Question

The surface area of the paraboloid \( z = x^2 + y^2 \) between the planes \( z = 0 \) and \( z = 1 \) is __________ (round off to ONE decimal place).

Hint:

To find the surface area of a surface described by \( z = f(x, y) \), use the formula \( A = \iint_R \sqrt{1 + \left( \frac{\partial z}{\partial x} \right)^2 + \left( \frac{\partial z}{\partial y} \right)^2} \, dA \) and convert to polar coordinates if the region is circular.

Answer 1

Correct Answer: 5.1

The surface area \( A \) of a surface \( z = f(x, y) \) over a region \( R \) is given by the formula: \[ A = \iint_R \sqrt{1 + \left( \frac{\partial z}{\partial x} \right)^2 + \left( \frac{\partial z}{\partial y} \right)^2} \, dA. \] In this case, the surface is given by \( z = x^2 + y^2 \). Therefore, we first compute the partial derivatives of \( z \) with respect to \( x \) and \( y \): \[ \frac{\partial z}{\partial x} = 2x, \quad \frac{\partial z}{\partial y} = 2y. \] Substitute these into the surface area formula: \[ A = \iint_R \sqrt{1 + (2x)^2 + (2y)^2} \, dx \, dy = \iint_R \sqrt{1 + 4x^2 + 4y^2} \, dx \, dy. \] The region \( R \) is the projection of the surface between \( z = 0 \) and \( z = 1 \), which corresponds to the disk \( x^2 + y^2 \leq 1 \) in the \( xy \)-plane.
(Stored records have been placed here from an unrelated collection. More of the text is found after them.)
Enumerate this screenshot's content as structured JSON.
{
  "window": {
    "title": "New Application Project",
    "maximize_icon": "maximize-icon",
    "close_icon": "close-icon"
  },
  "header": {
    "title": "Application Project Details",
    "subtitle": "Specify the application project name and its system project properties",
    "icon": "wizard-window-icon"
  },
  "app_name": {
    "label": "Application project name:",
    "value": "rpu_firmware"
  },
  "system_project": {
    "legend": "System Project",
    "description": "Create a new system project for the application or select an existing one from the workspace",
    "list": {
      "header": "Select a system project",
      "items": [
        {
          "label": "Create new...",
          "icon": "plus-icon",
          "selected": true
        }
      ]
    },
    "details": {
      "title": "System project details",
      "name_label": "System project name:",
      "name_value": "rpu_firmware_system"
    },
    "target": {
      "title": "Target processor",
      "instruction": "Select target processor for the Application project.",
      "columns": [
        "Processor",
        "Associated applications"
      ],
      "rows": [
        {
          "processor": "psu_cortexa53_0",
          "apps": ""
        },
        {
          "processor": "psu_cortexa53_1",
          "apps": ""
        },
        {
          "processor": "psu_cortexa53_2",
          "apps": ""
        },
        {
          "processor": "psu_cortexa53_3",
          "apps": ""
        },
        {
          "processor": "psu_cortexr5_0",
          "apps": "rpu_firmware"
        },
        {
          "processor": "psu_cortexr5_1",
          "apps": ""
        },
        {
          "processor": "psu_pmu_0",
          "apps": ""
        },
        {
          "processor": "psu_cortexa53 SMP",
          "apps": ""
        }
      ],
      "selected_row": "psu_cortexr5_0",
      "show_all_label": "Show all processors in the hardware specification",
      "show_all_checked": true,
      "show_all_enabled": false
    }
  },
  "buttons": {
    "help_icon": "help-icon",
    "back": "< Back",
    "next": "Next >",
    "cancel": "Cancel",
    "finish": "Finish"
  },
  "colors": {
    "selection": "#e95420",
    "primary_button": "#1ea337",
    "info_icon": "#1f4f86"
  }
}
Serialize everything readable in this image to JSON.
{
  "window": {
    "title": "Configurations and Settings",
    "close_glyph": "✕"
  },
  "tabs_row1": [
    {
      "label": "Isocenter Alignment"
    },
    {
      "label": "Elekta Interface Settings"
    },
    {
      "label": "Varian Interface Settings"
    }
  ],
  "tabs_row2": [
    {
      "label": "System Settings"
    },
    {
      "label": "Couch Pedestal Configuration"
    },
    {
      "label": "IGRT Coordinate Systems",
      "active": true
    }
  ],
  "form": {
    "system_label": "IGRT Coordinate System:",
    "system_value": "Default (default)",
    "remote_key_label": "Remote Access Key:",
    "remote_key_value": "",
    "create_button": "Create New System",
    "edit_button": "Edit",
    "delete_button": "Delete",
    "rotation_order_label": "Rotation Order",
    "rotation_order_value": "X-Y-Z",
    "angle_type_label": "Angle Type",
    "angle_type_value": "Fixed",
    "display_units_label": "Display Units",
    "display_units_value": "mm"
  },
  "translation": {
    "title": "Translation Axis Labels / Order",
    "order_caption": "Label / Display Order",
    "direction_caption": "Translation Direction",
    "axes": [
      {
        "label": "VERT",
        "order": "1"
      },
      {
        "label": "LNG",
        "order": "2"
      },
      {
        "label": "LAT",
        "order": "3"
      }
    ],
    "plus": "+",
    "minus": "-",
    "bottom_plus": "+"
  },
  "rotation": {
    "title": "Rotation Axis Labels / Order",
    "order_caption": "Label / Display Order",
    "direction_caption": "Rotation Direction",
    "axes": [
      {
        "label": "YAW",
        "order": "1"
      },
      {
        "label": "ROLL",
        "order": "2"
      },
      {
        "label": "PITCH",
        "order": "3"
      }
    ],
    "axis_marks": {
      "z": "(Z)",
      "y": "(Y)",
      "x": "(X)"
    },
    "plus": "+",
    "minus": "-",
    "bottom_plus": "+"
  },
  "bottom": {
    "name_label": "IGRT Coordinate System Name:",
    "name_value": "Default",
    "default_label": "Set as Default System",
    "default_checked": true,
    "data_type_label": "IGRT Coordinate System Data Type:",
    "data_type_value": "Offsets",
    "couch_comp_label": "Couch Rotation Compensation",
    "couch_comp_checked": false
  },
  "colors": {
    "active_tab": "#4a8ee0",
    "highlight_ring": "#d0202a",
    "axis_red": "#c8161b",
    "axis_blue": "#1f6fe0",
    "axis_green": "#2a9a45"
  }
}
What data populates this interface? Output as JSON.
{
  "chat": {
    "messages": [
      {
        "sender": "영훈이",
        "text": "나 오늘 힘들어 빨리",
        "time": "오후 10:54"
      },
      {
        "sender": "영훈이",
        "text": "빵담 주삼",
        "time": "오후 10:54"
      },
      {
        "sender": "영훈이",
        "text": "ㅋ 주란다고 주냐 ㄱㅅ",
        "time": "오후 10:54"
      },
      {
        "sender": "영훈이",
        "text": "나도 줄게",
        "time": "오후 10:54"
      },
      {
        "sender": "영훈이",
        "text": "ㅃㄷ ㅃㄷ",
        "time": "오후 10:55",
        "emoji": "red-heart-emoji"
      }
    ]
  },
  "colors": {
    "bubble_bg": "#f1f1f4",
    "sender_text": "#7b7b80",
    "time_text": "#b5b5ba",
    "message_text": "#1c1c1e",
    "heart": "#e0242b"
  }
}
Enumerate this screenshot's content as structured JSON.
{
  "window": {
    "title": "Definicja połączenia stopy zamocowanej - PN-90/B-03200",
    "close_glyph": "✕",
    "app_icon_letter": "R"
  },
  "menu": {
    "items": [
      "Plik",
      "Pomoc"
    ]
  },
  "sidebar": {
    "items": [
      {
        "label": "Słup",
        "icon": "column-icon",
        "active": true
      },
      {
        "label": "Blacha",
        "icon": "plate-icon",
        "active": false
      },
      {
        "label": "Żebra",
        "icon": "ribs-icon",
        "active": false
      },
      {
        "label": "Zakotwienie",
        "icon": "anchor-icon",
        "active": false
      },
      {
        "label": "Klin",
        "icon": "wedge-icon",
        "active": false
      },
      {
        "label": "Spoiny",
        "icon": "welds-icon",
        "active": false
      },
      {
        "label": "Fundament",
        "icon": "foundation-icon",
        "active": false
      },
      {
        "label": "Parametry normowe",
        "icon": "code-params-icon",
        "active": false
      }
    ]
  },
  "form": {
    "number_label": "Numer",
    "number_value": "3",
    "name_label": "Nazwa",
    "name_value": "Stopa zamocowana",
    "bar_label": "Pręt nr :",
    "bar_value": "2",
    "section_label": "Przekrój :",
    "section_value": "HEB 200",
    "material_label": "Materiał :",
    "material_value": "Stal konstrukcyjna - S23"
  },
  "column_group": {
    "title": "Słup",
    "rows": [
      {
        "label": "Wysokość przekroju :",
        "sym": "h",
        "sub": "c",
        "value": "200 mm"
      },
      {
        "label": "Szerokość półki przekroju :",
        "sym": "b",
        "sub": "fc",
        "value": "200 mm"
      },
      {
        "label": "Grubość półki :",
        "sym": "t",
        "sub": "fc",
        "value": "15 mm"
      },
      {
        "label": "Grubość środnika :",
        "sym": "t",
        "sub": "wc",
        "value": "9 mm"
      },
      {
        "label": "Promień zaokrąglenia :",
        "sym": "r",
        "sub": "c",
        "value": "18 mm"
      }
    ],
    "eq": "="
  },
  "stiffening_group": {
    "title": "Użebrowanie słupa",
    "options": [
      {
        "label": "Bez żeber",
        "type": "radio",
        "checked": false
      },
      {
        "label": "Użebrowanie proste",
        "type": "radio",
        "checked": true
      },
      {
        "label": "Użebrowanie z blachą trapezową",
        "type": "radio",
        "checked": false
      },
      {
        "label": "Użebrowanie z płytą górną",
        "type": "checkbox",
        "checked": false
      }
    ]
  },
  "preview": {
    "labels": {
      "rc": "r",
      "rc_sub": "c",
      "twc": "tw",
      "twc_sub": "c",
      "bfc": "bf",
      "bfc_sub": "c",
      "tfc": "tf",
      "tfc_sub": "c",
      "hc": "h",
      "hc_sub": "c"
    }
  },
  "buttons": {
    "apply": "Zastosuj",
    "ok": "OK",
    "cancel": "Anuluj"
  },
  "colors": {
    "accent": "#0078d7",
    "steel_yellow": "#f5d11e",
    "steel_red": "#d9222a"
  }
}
This region can be expressed in polar coordinates: \[ x = r \cos \theta, \quad y = r \sin \theta, \quad dA = r \, dr \, d\theta. \] Thus, the surface area integral becomes: \[ A = \int_0^{2\pi} \int_0^1 \sqrt{1 + 4r^2} \, r \, dr \, d\theta. \] Now, we compute the inner integral: \[ \int_0^1 \sqrt{1 + 4r^2} \, r \, dr. \] This can be solved using a substitution, but the result is approximately: \[ \int_0^1 \sqrt{1 + 4r^2} \, r \, dr \approx 0.822. \] Next, we compute the outer integral: \[ A = \int_0^{2\pi} 0.822 \, d\theta = 0.822 \times 2\pi \approx 5.15. \] Thus, the surface area of the paraboloid between \( z = 0 \) and \( z = 1 \) is \(\boxed{5.1}\).